The choice of shoes can make a significant difference in the comfort of someone with flat feet. In general, a supportive shoe needs to provide just that- support. The following characteristics make a shoe more supportive for those with flat feet. Keep in mind that to best support a flat foot, the shoe itself should rest flat on the ground. Heels are inappropriate for both flat feet and high arches.
1) Stiff sole- the sole of the shoe needs to be stiff to resist foot collapse. Many shoes are highly flexible, and this does not help stabilize a flat foot. When examining a shoe for purchase, try to bend the sole of the shoe. If it bends towards the middle of the shoe, then the shoe is too flexible. If the sole bends near the toes or the ball of the foot, then the shoe will be more supportive. Also, try to twist the shoe. Grab the front and back of the shoe and try to twist and wring it like a drying towel. If the shoe twists easily, it is not supportive enough. If the shoe resists this, then it is supportive.
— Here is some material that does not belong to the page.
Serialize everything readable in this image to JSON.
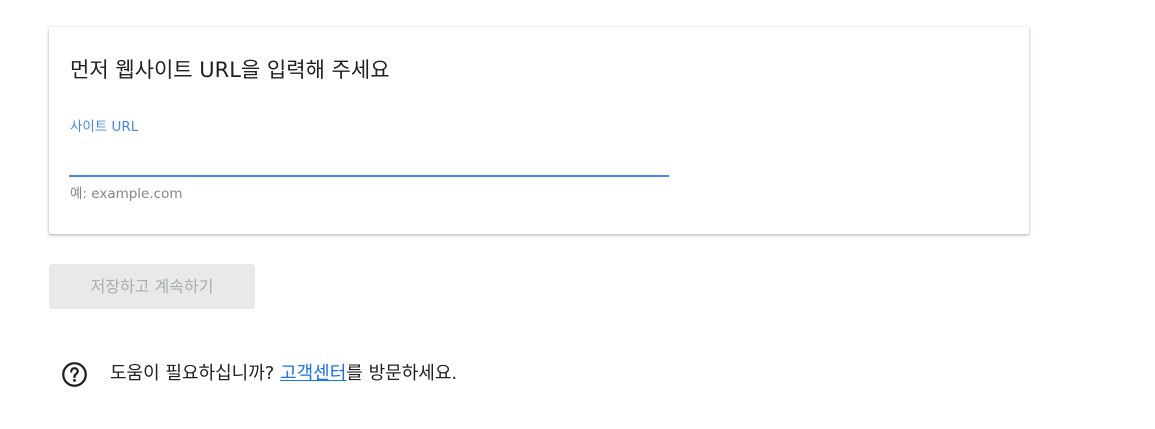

2) Wide sole- many shoes, especially athletic shoes and some flats and sandals, will have an hour glass shape to them in which the sole will narrow along the sides at the middle of the foot. No human generally has a foot this shape, especially those with flat feet, and support along the side of the foot will be lost if a shoe with this shape is worn. Look for a shoe that has a wider sole by looking at the bottom of the shoe. If it narrows in the middle, then it may not be suitable for someone with flat feet.
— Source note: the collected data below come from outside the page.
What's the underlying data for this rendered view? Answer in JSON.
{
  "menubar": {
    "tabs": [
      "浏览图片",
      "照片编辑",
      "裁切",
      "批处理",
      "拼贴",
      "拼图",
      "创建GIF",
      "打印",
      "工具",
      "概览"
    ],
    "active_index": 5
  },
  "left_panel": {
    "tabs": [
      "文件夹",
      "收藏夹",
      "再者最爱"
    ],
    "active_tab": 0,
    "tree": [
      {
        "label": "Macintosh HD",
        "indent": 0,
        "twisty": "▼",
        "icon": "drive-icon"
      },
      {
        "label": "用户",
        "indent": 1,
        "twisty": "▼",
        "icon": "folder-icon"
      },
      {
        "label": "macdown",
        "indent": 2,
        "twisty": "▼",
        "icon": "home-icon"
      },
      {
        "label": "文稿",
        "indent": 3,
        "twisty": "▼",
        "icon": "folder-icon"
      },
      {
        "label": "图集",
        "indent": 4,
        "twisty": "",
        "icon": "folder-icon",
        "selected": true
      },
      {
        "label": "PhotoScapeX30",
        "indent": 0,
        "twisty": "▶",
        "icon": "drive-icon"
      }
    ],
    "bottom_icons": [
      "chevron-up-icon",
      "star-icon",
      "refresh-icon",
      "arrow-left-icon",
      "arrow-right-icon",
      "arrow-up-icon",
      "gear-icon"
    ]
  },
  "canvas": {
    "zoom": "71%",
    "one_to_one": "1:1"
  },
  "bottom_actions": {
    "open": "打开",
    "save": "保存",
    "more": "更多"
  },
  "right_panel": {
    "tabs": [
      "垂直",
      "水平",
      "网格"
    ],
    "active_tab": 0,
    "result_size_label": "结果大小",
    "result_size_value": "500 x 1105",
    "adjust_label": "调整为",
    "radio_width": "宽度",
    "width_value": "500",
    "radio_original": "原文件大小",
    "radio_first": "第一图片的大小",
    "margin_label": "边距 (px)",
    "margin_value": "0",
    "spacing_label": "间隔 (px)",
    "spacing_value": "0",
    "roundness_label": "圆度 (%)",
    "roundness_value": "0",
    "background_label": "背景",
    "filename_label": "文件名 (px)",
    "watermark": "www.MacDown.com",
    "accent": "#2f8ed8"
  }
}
3) Stiff heel- the stiffness of the material at the back of the heel can also have a factor in how supportive the shoe is. The heel bone will rotate outward in various degrees when the foot flattens. A stiffer heel material in the shoe (the heel counter) will help to resist this, and improve the overall stability of the shoe.
Don’t be fooled by new trends or gimmicks when it comes to shoe construction. Fancy additions to the outer sole of the shoe that are marketed to provide increased support usually are mostly cosmetic, if barely useful. Unless something is integrated inside the shoe to contact the arch itself, the only indicator one needs to assess a shoe’s support in the sole is to test for stiffness. One can usually ignore most ‘new and improved’ claims. Likewise with unusual shoe shapes or constructions. Shoemakers have been engaged in their trade for centuries, and foot specialists have had a good idea how the foot functions biomechanically for sometime now. There is no breakthrough technology out there springing up overnight that surpasses traditional shoe construction, which itself has evolved on its own. The influx of non-traditional shoe construction is based on poor understanding of foot function or principles of shoe use meant only for those with specific deformities, and in some cases can create other problems, like heel or leg strain.
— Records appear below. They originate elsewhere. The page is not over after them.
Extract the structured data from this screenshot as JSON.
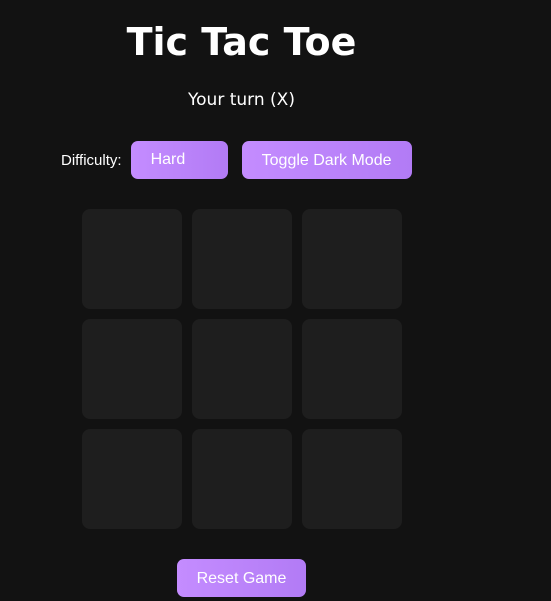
{
  "header": {
    "title": "Tic Tac Toe",
    "status": "Your turn (X)"
  },
  "controls": {
    "difficulty_label": "Difficulty:",
    "difficulty_value": "Hard",
    "toggle_label": "Toggle Dark Mode"
  },
  "board": {
    "cells": [
      "",
      "",
      "",
      "",
      "",
      "",
      "",
      "",
      ""
    ]
  },
  "footer": {
    "reset_label": "Reset Game"
  },
  "colors": {
    "background": "#121212",
    "cell": "#1e1e1e",
    "accent": "#c48cff",
    "text": "#ffffff"
  }
}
Lastly, one must always consider the basic principles of shoe fitting as well. Shoes should be fit based on measured length AND width, with the assistance of a shoe salesperson familiar in their products who can provide more detailed fitting as manufacturers may slightly differ from stated shoe sizes. A size ten foot may fit in a size ten in one specific shoe and a nine and one half in a different shoe/manufacturer. Shoe sizes are a good guideline to go by, but may not be exact due to different shoe shapes and construction. Above all, a shoe should feel immediately comfortable, as one should not have to ‘break in’ a shoe in order for it to be comfortable. Supportive shoes for flat feet can and should be comfortable as well, otherwise there is no point to wearing the shoe.